Гормери перекосило на все лицо. Нет, он пытался найти другое объяснение. Без демонов. Без страшной мглы, окутавшей его, и нашептывающей на ухо странные слова.
— Демонов не существует, — он хлопнул в ладоши, ставя точку в бессмысленном споре, — Человек может убить другого человека без вмешательства потусторонних сил. На таких людей находит бешенство, превращая их в диких зверей. Редко, но бывает. Возможно, это какая-то болезнь, которую жрецы-врачеватели пока не изучили. Я видел таких больных, их держат в храмовых больницах, в специальных клетках. В прошлом году мы поймали такого бешенного в Ахетатоне. Он нападал на людей по ночам, раздирал их и съедал их сердца.
— Я и говорю, демон! — Тамит оказалась непреклонна, — Надо найти вдову и поместить ее в клетку. А то она полгорода пожрет. Знаешь какие эти твари ненасытные. Чем больше крови льется, тем больше им нужно.
— Надо вернуться город и прийти сюда с отрядом маджоев, — ему необходимо увести Тамит от развалин. Ведь он обещал, что уедет, что не будет преследовать то черное нечто. Иначе жизнь Тамит под угрозой. И пусть это всего лишь морок, сон или какая-то еще причуда сознания, но рисковать нельзя. Он дал обещание, значит должен его исполнить.
— Ты ненормальный⁈ — ожидаемо вскинулась девчонка, — Если мы оставим выход без охраны, кто помешает Хорит сбежать!
«В этом и смысл!» — усмехнулся про себя дознаватель. Потом кивнул на разбросанных по сухой земле людей:
— Нам нужно позаботиться об этих несчастных. Сохранить их тела — это все, что мы можем сделать. Поэтому ты немедленно отправишься на лодке за отцом, соберете людей и транспорт, а я останусь здесь.
— Нет!
— Это приказ, Тамит. Ты обещала меня слушаться! Ты же не забыла?
Она сдунула упрямую прядь, закрывшую левый глаз. Злилась!
А он упер руки в боки, выставил ногу вперед. Правую. Усмехнулся. Да, с ней нужен сильный характер. Иначе никак.
— Ты ведь задержишь ее, если она выйдет? — она уткнулась в него взглядом, и сдвинула брови к переносице. Он едва сдержался, чтобы не рассмеяться. Забавная в своем стремлении задержать преступника.
— Я сделаю то, что посчитаю нужным. Из нас двоих я дознаватель храма. А теперь исполняй приказание своего начальника. Да поживей!

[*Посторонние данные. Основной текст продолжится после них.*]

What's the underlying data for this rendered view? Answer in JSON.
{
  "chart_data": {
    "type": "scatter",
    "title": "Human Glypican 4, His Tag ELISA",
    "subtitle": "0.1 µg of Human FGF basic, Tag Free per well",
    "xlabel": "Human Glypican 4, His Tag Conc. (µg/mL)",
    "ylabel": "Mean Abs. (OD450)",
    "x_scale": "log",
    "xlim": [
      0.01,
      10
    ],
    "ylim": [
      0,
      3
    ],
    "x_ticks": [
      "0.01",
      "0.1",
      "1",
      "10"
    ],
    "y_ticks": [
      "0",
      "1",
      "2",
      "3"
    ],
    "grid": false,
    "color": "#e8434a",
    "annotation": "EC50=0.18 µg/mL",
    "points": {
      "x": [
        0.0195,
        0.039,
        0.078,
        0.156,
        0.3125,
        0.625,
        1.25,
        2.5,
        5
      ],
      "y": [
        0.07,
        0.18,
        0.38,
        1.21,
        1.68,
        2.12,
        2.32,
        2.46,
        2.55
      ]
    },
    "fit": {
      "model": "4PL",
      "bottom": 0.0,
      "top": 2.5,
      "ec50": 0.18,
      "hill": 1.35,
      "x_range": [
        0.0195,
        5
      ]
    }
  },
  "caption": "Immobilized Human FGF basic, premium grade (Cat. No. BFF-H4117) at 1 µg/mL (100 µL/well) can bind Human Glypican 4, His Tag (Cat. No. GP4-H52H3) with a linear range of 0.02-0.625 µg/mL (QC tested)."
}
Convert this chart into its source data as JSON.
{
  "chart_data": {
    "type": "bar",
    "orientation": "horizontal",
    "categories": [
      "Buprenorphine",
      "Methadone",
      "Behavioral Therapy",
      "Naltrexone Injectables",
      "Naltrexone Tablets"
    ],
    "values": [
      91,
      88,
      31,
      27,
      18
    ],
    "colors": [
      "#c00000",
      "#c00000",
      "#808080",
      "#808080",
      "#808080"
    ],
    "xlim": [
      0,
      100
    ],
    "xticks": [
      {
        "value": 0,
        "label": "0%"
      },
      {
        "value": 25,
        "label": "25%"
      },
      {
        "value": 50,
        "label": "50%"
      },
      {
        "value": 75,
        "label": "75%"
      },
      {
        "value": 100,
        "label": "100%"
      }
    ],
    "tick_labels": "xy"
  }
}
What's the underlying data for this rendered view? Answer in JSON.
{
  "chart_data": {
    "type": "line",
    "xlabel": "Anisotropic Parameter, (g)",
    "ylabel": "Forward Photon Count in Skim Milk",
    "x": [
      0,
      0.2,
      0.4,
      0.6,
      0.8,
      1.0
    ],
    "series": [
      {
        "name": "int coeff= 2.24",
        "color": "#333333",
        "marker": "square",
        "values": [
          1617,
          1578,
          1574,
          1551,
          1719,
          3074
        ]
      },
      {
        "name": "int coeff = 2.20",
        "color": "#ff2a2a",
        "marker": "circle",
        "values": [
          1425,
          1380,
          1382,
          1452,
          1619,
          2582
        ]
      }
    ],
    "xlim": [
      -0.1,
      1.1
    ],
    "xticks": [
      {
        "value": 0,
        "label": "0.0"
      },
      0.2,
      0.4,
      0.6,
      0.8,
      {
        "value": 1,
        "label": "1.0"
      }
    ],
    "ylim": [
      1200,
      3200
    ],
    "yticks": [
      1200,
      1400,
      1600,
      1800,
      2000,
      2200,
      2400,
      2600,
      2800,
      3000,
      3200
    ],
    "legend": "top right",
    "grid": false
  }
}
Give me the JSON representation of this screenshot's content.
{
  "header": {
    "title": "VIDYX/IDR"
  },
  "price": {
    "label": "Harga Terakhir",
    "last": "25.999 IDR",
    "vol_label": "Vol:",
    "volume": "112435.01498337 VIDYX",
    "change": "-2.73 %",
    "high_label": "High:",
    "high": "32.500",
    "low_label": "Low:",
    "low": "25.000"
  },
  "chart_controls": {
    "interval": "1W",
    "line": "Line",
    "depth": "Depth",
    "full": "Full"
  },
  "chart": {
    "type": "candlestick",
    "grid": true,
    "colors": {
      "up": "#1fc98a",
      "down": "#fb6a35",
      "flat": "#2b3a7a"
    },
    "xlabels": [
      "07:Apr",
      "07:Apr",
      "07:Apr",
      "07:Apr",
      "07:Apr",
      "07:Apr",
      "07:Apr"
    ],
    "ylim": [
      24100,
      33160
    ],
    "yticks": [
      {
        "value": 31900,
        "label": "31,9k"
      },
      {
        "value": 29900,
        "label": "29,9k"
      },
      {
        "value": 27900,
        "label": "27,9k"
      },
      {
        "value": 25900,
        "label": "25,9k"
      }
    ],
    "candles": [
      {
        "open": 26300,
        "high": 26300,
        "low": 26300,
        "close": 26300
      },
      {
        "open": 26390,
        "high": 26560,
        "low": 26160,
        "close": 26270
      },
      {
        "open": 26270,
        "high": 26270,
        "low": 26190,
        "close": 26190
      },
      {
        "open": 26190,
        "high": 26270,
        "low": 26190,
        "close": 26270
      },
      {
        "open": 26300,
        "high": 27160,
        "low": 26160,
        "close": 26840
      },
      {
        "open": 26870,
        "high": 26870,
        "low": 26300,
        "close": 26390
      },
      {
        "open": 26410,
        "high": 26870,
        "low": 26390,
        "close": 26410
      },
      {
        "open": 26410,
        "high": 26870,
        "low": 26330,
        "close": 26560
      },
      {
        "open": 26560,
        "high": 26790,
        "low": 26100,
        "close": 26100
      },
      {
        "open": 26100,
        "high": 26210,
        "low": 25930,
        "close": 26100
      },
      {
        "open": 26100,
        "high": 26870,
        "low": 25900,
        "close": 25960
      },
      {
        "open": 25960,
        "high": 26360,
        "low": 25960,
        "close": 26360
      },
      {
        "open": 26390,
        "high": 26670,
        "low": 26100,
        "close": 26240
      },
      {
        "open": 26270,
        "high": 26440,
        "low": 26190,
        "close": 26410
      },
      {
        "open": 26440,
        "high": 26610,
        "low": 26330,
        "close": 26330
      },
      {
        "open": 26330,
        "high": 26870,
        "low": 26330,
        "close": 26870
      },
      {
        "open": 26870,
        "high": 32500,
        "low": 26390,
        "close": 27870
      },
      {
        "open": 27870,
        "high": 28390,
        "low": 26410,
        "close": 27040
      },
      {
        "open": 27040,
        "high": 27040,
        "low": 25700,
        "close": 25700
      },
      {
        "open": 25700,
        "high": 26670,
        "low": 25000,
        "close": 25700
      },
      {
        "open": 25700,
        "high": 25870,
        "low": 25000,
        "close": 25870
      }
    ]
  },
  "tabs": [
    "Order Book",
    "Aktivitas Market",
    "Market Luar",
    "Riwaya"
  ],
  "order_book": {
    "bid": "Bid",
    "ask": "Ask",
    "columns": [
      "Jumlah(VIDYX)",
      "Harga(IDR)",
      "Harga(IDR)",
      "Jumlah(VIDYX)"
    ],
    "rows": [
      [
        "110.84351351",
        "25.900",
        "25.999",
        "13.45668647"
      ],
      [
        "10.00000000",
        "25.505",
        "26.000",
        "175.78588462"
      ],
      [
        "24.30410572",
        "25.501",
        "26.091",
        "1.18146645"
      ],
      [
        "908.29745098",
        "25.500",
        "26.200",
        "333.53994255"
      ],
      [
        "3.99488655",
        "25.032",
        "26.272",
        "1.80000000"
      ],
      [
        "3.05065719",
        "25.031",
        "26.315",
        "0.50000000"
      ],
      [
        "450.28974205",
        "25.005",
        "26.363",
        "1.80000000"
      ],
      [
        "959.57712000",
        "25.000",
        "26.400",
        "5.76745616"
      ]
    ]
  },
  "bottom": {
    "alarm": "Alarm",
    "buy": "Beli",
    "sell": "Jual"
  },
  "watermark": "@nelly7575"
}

Она еще буравила его взглядом с минуту. И он уже готов был сорваться, подбежать к ней и придать ускорения хорошим пинком. Но за мгновение до того, как его сорвало с места, она фыркнула, топнула ногой точно молодая кобылка, развернулась и побежала к реке.
Когда она достигла берега и прыгнула вниз, Гормери повернулся к кустам, прикрывающим вход в развалины.
— Путь свободен, — крикнул он.
Спустя некоторое время из них выглянула испуганная физиономия. Дознаватель не знал этого парня, для слуги он был слишком хорошо одет. Наверное, один из последователей общества Луны. Поняв, что Гормери сказал правду, он вышел, держа на руках фигурку женщины в окровавленном платье.
— Что с ней? — Гоомери подошел к ним. Вдова Хорит, казалось, спала. Однако сон ее не был спокоен. Дышала она часто и хрипло. А грудь едва вздымалась.
— Испугалась, не иначе, — пожал плечами парень. Дознаватель успел заметить на его запястье татуировку знака Хонсу, поскольку его кожаный с золотыми вставками браслет слегка сдвинулся вверх.
— Чего бы ей пугаться? — возмутился столичный гость, — Самое страшное в городе это она сама.